# Audiospur von Video trennen und korrigieren



## jadranko (11. Juni 2005)

Hallo,

 ich habe ein Problem, und zwar habe ich ein Video gefilmt aber da verzögert sich der Ton im Laufe der Zeit. Nun wollte ich fragen wie kann ich die Tonspur von dem Film trennen und anschließend korigieren.

 Für hilfreiche Tipps bin ich sehr dankbar.

 Danke


----------



## chmee (11. Juni 2005)

Trennen sollte eigentlich mit jedem Videoschnitt-Programm gehen, mann muß ihm eben
nur sagen, er soll Audio erstellen/rendern/speichern.

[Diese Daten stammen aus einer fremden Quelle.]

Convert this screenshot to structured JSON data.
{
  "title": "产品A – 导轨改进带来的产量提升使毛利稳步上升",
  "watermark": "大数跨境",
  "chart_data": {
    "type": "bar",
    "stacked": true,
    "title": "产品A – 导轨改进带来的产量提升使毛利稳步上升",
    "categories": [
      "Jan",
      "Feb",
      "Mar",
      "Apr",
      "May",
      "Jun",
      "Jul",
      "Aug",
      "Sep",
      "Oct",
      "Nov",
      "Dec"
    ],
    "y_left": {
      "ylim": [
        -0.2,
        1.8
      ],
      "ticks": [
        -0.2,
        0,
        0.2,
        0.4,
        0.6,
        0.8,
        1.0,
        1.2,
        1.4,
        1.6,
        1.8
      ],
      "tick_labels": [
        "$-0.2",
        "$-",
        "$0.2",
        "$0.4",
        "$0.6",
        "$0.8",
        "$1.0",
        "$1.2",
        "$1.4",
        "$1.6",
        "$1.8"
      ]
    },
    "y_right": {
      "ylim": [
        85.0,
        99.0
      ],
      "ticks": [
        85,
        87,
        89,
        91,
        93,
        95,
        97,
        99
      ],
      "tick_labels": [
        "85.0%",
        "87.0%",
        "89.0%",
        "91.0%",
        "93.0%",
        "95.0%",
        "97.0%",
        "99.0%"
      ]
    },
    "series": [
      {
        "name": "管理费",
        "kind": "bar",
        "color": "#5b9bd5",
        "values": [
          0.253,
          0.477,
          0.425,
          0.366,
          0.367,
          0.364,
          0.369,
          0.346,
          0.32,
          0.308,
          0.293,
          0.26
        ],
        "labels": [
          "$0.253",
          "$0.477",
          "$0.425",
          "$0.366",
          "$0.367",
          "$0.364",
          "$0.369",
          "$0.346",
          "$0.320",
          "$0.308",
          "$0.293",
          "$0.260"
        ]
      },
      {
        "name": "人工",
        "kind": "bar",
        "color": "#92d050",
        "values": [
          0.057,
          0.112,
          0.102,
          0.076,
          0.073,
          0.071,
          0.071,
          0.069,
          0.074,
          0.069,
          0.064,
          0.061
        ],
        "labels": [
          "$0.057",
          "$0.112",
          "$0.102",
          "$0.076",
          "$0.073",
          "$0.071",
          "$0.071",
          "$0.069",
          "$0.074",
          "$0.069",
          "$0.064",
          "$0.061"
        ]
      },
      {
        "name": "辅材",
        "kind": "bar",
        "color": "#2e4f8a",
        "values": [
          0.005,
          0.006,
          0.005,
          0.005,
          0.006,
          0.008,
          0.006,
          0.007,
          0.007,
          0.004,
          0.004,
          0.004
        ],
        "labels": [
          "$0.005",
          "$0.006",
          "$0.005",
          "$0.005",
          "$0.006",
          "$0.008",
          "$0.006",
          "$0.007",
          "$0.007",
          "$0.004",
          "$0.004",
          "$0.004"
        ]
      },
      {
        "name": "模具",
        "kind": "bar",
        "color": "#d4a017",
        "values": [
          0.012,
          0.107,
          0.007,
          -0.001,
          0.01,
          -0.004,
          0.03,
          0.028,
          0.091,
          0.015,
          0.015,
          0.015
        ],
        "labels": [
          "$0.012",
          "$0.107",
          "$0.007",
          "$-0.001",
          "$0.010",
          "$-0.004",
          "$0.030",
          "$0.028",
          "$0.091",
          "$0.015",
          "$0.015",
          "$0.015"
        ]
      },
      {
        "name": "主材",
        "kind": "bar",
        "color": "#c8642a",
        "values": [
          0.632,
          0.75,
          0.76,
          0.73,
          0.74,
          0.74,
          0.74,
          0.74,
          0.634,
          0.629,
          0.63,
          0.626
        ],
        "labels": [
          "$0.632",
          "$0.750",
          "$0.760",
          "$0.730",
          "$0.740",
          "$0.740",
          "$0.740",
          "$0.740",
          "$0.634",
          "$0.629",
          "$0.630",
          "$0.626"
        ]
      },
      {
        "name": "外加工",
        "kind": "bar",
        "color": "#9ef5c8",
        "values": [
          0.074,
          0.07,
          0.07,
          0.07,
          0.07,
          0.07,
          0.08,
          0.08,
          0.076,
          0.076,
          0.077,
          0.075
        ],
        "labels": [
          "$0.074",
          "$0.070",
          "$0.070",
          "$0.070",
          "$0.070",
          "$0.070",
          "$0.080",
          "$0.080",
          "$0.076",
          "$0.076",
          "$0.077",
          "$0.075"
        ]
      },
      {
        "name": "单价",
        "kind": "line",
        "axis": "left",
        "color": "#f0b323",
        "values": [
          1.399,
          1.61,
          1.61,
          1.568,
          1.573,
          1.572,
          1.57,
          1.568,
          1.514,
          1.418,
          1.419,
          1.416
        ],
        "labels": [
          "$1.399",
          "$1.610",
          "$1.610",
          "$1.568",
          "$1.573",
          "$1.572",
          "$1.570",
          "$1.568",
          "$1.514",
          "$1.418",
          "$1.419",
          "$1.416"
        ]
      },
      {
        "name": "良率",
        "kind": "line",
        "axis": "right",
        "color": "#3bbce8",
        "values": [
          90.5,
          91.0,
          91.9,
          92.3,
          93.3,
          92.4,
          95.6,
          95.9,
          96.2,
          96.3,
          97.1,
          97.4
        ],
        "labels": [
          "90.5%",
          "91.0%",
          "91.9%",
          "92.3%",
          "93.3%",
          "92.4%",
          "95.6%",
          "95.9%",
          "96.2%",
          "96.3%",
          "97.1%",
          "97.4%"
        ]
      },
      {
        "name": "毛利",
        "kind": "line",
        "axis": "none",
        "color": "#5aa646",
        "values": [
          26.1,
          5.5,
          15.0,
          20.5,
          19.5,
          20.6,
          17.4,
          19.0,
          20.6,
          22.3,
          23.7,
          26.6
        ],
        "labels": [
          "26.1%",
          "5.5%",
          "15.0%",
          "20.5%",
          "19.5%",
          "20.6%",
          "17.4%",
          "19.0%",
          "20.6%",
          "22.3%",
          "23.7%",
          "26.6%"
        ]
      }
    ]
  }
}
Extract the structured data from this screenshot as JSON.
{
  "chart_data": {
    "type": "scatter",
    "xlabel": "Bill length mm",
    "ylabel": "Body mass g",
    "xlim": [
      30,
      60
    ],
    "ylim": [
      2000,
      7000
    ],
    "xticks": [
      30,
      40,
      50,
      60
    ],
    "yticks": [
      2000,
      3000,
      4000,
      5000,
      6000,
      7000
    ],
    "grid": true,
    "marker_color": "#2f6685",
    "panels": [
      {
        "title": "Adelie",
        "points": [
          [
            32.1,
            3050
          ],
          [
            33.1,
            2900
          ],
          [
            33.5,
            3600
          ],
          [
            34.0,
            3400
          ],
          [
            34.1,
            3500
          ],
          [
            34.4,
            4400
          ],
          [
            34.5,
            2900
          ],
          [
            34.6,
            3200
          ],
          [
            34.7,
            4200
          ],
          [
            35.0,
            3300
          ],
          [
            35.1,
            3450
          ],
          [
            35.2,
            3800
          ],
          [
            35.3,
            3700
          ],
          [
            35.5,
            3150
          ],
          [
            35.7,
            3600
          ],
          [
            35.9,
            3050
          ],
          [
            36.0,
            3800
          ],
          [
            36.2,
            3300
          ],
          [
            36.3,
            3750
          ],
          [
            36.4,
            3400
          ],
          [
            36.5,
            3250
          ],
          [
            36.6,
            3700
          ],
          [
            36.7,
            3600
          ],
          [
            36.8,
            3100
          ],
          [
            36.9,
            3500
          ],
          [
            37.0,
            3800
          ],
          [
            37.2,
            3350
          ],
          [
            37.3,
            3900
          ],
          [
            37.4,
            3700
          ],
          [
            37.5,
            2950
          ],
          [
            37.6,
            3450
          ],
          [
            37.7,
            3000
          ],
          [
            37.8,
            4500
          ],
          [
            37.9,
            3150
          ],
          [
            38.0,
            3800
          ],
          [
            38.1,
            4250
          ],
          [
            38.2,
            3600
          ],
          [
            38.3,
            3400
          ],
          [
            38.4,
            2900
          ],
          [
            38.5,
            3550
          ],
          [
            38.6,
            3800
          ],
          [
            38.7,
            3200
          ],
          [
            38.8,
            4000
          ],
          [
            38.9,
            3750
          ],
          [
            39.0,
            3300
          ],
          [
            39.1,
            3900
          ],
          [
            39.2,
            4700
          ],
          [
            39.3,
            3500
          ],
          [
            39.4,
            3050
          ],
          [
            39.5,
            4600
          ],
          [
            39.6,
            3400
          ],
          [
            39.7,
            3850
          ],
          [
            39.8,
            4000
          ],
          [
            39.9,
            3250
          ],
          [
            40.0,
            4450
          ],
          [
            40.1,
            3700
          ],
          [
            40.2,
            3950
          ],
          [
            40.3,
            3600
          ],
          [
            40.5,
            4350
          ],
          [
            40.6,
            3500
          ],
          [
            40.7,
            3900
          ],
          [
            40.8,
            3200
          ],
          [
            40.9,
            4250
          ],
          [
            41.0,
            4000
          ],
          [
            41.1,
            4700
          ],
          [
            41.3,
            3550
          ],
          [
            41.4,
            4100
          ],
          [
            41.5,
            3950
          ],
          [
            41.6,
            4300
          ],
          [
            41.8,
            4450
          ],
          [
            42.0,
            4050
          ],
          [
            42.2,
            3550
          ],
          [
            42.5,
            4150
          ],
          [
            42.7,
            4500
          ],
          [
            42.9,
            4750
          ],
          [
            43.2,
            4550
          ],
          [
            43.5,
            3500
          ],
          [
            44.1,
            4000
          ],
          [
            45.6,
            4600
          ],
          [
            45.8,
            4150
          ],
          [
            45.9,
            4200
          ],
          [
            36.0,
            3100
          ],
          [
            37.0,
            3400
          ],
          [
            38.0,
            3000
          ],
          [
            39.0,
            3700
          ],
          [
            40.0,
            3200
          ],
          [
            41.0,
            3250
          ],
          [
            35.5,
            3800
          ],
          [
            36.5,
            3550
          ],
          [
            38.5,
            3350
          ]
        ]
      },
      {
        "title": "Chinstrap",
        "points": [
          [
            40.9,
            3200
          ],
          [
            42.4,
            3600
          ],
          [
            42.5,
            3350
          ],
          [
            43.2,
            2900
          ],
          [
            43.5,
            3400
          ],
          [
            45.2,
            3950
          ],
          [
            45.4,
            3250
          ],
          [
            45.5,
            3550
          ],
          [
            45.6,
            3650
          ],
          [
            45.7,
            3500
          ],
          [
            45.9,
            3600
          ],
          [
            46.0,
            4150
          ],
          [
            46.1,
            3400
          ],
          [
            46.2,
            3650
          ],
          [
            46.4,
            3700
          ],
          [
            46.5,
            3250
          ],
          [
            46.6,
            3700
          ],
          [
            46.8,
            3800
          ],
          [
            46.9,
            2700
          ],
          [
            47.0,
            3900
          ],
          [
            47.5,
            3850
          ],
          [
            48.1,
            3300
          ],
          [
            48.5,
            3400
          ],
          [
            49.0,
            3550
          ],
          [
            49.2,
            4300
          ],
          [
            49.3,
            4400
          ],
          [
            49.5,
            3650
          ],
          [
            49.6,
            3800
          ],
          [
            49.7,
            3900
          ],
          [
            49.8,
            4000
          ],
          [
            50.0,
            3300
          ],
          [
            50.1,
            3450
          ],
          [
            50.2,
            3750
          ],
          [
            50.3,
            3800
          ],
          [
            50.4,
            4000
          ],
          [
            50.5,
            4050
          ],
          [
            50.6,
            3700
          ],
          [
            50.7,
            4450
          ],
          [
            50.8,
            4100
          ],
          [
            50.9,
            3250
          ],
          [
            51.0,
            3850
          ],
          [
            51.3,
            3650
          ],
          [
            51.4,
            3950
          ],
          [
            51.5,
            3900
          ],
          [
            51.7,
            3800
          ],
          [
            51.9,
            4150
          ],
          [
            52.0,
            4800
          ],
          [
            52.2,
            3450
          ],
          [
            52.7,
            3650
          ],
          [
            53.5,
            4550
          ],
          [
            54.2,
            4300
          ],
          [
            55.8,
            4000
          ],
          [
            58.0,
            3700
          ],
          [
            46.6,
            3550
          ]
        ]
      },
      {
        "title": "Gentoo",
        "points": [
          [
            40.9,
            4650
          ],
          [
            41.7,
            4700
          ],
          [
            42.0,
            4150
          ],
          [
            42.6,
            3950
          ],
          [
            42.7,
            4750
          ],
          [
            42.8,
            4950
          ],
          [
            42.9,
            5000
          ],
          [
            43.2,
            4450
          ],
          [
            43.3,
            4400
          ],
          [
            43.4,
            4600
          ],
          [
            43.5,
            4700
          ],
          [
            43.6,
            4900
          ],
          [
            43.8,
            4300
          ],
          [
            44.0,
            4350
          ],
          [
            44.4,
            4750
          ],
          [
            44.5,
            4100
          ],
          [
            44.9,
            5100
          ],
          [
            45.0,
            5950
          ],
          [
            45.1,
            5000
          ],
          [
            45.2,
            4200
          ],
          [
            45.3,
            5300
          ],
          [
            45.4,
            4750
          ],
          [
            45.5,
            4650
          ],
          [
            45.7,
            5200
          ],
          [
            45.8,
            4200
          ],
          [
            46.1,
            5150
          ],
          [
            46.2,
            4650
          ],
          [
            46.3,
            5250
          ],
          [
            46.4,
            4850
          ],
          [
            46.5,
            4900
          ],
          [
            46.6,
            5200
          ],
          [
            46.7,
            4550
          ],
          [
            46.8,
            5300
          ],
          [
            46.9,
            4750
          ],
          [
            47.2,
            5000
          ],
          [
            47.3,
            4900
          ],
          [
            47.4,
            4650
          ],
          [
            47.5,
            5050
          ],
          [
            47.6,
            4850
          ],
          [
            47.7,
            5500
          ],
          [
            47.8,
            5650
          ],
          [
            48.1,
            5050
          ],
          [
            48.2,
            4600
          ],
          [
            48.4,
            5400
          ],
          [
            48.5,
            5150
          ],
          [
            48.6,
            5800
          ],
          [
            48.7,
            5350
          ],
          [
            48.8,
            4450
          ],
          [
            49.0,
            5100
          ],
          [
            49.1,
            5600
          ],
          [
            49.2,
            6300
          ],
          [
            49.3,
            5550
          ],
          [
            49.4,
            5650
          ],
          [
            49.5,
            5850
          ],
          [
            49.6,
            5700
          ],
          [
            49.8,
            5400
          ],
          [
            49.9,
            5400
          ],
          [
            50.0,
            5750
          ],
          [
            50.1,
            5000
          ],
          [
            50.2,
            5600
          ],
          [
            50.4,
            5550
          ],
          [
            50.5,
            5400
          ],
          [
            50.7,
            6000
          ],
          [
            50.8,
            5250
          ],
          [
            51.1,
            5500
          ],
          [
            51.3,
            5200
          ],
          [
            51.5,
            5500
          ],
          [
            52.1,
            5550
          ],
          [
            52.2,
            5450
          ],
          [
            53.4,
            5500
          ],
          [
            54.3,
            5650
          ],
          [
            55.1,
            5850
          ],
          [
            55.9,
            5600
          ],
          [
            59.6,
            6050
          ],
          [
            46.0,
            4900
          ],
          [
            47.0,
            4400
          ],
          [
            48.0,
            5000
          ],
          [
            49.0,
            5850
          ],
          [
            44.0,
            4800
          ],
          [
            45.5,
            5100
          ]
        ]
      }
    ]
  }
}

Was ist das denn für ein Format, Deine Aufnahme ?

mfg chmee


----------



## jadranko (12. Juni 2005)

Also die Aufnahme ist in MPEG4 Format( mit einer Cam gemacht). 
 Das wesentliche problem ist ja das der ton am anfang mit dem Bild übereinstimmt aber mit der Zeit immmer mehr verschleift,  also erst kommt das Bild und erst nach einer Weile kommt der Ton da aber schon die nächste Sc(? oder z)ene anfängt und somit der ton mit dem bild nicht übereinstimmt. Diese Verzögerung baut sich dann immer weiter aus.
 Ich wollte fragen ob es einen Weg gibt dies zu korrigieren?

 Danke


----------